Гость и гостеприимство: богословие как герменевтика.

 

Встреча с Единственным, невозможная близость Другого, создающая семью, не исчерпывает тревоги о закрытости теперь уже не моей, а нашей и жажде обладания, дающих о себе знать в семейной замкнутости. Дом, образующий семейное пространство, может стать домом с запертыми дверьми и окнами, если не станет местом гостеприимства. Э. Левинас так пишет об этом: «Я принимаю ступившего в мой дом Другого, открывая мой дом перед ним», поскольку для того, «Чтобы я мог освободиться от чувства обладания, которое Дом своим приемом возрождает во мне, чтобы я мог видеть вещи как таковые, то есть представить их себе, отказавшись и от наслаждения и от обладания, необходимо, чтобы я умел отдавать то, чем владею…Другой – абсолютно иной – парализует обладание, он его отвергает богопричастностью своего лица»20. Так в семье происходит второе явление Другого как Гостя и в гостеприимстве семья сохраняет свои истоки и открытость бесконечности общения с Другим.

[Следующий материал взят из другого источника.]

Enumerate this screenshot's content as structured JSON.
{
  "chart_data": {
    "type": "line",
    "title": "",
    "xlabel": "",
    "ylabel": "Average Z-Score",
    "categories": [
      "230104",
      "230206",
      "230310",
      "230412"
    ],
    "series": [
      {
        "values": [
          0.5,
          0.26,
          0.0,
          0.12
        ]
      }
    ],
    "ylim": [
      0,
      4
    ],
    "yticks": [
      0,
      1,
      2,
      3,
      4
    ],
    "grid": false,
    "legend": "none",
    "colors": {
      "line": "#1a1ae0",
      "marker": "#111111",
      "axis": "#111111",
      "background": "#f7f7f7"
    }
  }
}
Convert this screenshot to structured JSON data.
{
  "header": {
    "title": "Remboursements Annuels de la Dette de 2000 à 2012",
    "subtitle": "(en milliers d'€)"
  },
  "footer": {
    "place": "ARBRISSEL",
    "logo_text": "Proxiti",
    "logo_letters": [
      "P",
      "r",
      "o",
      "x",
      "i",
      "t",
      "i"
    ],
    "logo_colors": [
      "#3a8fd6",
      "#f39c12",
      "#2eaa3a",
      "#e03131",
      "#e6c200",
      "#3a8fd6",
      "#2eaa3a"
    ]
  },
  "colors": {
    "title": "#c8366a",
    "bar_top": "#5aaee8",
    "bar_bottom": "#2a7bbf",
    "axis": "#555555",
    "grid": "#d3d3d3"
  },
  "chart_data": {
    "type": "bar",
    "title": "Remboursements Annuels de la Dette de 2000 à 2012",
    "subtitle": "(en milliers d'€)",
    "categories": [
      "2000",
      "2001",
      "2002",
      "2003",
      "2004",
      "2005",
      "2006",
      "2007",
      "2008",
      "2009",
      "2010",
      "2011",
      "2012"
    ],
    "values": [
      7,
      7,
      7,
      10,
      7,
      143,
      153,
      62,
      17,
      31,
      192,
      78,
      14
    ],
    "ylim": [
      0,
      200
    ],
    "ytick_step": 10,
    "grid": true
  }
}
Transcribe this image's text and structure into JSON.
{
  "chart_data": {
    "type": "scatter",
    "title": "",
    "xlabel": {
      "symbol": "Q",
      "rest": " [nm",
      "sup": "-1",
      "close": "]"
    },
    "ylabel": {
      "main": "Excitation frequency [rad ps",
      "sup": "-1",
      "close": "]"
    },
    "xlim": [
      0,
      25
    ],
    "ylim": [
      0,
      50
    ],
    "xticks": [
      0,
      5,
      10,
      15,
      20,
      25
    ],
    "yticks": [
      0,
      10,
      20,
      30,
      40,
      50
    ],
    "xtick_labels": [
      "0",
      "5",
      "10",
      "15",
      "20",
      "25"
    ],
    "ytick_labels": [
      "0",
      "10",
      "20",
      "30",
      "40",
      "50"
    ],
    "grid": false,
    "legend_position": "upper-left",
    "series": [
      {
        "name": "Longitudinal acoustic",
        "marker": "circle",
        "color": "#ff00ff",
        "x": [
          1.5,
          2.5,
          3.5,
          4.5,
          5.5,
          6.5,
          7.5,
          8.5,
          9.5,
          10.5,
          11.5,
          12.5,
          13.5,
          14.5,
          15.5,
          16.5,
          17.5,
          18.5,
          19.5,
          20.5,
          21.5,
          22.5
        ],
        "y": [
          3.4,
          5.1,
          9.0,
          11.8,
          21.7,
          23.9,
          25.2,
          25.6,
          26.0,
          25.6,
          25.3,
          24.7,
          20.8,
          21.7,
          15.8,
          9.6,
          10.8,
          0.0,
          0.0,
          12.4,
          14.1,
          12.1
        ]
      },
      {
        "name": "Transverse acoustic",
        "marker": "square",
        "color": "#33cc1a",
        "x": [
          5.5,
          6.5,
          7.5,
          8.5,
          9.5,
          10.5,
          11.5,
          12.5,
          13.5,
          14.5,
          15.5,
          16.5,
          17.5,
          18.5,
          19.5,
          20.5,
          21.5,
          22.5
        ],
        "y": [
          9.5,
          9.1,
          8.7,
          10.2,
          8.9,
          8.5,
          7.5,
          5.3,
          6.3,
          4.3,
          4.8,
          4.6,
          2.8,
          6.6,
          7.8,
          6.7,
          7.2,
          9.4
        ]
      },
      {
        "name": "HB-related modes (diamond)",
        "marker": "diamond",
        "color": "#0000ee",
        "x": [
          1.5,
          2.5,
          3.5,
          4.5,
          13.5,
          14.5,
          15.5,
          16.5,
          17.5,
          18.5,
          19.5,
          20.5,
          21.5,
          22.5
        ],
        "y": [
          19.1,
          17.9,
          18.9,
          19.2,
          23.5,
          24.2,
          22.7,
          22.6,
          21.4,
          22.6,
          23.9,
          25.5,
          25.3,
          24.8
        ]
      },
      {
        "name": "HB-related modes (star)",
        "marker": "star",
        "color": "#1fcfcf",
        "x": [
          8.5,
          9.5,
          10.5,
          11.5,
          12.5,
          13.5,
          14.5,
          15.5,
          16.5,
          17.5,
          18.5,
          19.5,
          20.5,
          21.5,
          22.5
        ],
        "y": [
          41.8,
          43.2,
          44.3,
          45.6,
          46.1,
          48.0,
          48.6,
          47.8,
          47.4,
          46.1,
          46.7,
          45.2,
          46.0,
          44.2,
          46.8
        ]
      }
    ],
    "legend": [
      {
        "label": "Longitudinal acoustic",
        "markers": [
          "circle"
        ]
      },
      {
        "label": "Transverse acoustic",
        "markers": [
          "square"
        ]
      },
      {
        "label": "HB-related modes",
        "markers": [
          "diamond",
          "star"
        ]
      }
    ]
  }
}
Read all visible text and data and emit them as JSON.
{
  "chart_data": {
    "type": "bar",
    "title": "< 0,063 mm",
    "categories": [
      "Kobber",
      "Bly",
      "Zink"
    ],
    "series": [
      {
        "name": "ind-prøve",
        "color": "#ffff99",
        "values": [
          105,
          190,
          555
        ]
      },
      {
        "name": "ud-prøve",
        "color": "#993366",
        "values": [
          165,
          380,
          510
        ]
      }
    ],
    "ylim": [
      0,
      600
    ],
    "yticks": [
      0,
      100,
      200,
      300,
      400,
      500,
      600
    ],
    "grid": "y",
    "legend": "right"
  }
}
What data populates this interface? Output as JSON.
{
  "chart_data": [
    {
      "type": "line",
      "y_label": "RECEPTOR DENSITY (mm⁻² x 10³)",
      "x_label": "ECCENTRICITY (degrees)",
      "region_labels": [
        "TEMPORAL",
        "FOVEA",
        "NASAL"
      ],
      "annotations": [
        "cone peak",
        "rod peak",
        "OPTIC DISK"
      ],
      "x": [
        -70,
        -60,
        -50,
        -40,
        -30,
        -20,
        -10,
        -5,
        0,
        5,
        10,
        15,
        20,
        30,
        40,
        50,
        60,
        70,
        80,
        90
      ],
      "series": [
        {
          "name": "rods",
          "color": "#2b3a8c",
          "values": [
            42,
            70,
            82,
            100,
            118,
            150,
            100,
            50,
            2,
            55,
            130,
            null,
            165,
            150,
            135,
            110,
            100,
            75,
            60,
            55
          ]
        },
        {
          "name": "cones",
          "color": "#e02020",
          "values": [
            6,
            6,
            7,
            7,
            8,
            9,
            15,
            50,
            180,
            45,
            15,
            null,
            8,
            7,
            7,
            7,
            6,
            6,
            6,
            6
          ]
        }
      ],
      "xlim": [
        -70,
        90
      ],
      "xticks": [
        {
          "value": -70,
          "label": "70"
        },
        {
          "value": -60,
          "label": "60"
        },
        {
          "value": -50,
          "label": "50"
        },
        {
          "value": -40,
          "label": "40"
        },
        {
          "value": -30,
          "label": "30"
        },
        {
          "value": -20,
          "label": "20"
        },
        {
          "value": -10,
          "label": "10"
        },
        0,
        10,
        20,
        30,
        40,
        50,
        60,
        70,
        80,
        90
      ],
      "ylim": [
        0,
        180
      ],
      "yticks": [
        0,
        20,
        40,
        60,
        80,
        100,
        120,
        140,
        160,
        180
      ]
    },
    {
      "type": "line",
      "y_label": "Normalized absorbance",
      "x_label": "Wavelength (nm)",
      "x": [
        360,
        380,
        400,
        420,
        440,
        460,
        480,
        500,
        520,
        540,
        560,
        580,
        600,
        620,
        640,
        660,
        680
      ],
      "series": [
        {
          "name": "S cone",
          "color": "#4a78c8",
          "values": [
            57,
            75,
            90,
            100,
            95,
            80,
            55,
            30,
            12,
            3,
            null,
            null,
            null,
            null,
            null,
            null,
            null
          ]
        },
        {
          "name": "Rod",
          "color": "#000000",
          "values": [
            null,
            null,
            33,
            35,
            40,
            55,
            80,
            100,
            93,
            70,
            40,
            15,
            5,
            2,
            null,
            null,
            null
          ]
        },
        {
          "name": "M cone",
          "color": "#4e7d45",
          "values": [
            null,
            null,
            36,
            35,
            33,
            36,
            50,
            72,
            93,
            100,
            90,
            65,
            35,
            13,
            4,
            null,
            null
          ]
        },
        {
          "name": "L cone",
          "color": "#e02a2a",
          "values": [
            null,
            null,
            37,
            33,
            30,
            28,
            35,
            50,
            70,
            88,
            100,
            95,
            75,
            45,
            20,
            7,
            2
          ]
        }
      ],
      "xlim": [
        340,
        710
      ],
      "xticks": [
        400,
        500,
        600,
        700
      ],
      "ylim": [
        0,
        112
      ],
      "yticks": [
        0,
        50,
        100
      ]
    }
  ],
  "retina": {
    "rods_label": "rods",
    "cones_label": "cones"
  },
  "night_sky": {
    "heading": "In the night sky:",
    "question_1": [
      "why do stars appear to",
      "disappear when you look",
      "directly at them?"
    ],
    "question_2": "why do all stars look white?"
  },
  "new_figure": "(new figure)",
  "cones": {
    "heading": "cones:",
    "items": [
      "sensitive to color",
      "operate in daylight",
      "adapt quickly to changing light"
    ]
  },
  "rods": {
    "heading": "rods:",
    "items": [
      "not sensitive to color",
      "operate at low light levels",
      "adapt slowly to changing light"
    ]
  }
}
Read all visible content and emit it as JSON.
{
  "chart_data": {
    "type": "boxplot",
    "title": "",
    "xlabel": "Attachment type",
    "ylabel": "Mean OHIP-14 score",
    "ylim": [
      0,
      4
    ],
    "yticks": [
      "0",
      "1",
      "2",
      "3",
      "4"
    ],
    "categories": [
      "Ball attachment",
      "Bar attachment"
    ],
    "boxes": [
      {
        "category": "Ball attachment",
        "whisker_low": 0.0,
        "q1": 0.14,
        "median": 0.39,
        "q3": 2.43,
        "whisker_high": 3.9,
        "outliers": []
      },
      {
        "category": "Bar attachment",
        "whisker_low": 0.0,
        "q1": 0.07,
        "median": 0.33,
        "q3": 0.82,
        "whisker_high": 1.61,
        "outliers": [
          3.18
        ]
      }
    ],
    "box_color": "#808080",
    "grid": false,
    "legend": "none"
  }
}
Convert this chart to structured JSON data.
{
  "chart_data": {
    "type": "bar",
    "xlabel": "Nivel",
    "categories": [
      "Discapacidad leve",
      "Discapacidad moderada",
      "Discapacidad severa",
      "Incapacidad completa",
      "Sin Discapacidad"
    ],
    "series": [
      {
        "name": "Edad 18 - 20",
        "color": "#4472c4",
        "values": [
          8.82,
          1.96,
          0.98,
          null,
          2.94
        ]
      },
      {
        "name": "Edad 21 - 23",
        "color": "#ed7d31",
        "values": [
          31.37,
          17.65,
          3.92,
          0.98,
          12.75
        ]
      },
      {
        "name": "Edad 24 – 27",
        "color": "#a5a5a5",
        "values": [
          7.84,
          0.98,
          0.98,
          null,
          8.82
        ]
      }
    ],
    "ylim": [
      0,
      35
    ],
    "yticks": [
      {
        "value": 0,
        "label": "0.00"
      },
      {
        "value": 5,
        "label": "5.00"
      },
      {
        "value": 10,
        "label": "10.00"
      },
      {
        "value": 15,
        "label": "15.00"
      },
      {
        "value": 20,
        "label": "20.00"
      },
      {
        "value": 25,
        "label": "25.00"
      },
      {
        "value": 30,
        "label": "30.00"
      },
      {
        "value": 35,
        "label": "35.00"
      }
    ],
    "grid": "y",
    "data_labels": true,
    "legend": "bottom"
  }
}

Оспаривание моей замкнутости Единственным и Гостем Э. Левинас и называет языком 21, который открывает одариванием общий мир. «Мир в словесном общении – это уже не тот мир, что существует в разделении, не мой личный мир, где все принадлежит мне одному: этот мир есть то, что я приношу в дар – способность к общению, мышление, универсальность»22.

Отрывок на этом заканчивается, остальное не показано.